State exposure was a question raised on recent calls. As stated in the past, the portfolio is diversified at low LTVs but is less concentrated in northeast. We took a purposeful tack to limit exposure to these markets at purchase of these loans. The last column in the lower-right table, FICO score is depressed due to recent delinquency history by the borrower.

Therein lies the upside opportunity for us, frankly, and frankly, for the homeowner. Through service partners, we work to enhance the borrowers' credit score, so the borrower can obtain lower rates to a refi, which allows us to recapture discount faster. Now, turning to Page 18. A more in-depth information on our BPL strategy.

Overall market has a wide array of loan types with underwriting that typically exposes the lender to either higher-bar credit risk, typically called hard money loans or high property risk, typically structured as unsecured loan. In both cases, the borrowing cost fee is high 20%. We thought it would be helpful to further explain where we invest in that direction within the BPL markets. We prefer to give up some coupon for stronger borrower and collateral risk profile.

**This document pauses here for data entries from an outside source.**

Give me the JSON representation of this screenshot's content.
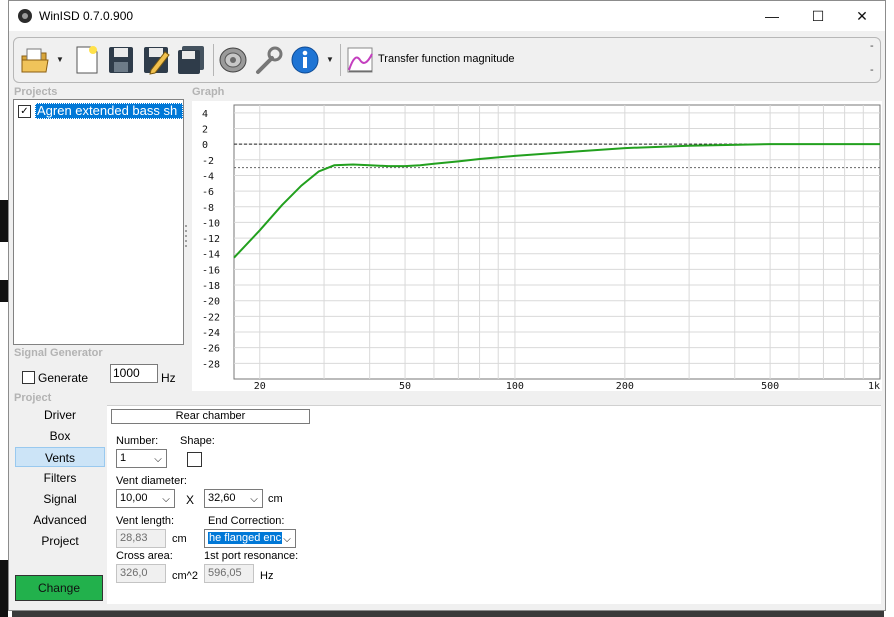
{
  "window": {
    "title": "WinISD 0.7.0.900",
    "min_glyph": "—",
    "max_glyph": "☐",
    "close_glyph": "✕"
  },
  "toolbar": {
    "transfer_label": "Transfer function magnitude",
    "dash1": "-",
    "dash2": "-"
  },
  "projects": {
    "header": "Projects",
    "item": "Agren extended bass sh",
    "checked": "✓"
  },
  "graph": {
    "header": "Graph"
  },
  "signal_generator": {
    "header": "Signal Generator",
    "generate_label": "Generate",
    "frequency": "1000",
    "unit": "Hz"
  },
  "project": {
    "header": "Project",
    "nav": [
      "Driver",
      "Box",
      "Vents",
      "Filters",
      "Signal",
      "Advanced",
      "Project"
    ],
    "selected": "Vents",
    "change_label": "Change"
  },
  "vents": {
    "chamber": "Rear chamber",
    "number_label": "Number:",
    "number_value": "1",
    "shape_label": "Shape:",
    "diameter_label": "Vent diameter:",
    "diameter_value": "10,00",
    "times": "X",
    "diameter2_value": "32,60",
    "diameter_unit": "cm",
    "length_label": "Vent length:",
    "length_value": "28,83",
    "length_unit": "cm",
    "end_corr_label": "End Correction:",
    "end_corr_value": "he flanged enc",
    "cross_label": "Cross area:",
    "cross_value": "326,0",
    "cross_unit": "cm^2",
    "res_label": "1st port resonance:",
    "res_value": "596,05",
    "res_unit": "Hz"
  },
  "chart_data": {
    "type": "line",
    "title": "",
    "xlabel": "",
    "ylabel": "",
    "x_scale": "log",
    "xlim": [
      17,
      1000
    ],
    "ylim": [
      -30,
      5
    ],
    "x_ticks": [
      20,
      50,
      100,
      200,
      500,
      1000
    ],
    "x_tick_labels": [
      "20",
      "50",
      "100",
      "200",
      "500",
      "1k"
    ],
    "y_ticks": [
      4,
      2,
      0,
      -2,
      -4,
      -6,
      -8,
      -10,
      -12,
      -14,
      -16,
      -18,
      -20,
      -22,
      -24,
      -26,
      -28
    ],
    "reference_lines": [
      0,
      -3
    ],
    "grid": true,
    "color": "#22a01e",
    "series": [
      {
        "x": [
          17,
          20,
          23,
          26,
          29,
          32,
          36,
          40,
          45,
          50,
          55,
          60,
          70,
          80,
          100,
          150,
          200,
          300,
          500,
          700,
          1000
        ],
        "y": [
          -14.5,
          -11,
          -7.8,
          -5.3,
          -3.5,
          -2.7,
          -2.6,
          -2.7,
          -2.8,
          -2.8,
          -2.7,
          -2.5,
          -2.2,
          -1.9,
          -1.5,
          -0.9,
          -0.5,
          -0.2,
          0.0,
          0.0,
          0.0
        ]
      }
    ]
  }
}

We look for borrowers with credit score -- high credit scores, 720 average, on our portfolio, low LTVs to ensure alignment, 65% after fair value, 72% with respect to the borrower cost basis. Our borrowers have successfully completed at least 10 -- or at least seven projects in recent past and rehab costs. We look for project to have simple business plans for quick turnaround times. Thus, the rehab projects are lower on the cost spectrum, with 20% requiring no rehab budget at all.

Switching over to Page 19. We now discuss our multifamily strategies. Our multifamily loan business or direct originations is where we continue to focus. As stated before, our exposure is in the secondary and tertiary markets to low/midrise properties, multifamily properties.

As a mezzanine or pref lender, adding 81% LTV on average, properties continue to have strong cash flows and high occupancy. Thus, the DCR level has been very stable at 1.4 times. We priced this debt or proposition, which is really interchangeable at around 11.5%, with origination fees incurred in prepayment benefits. We can generate a high-teens return without utilization leverage.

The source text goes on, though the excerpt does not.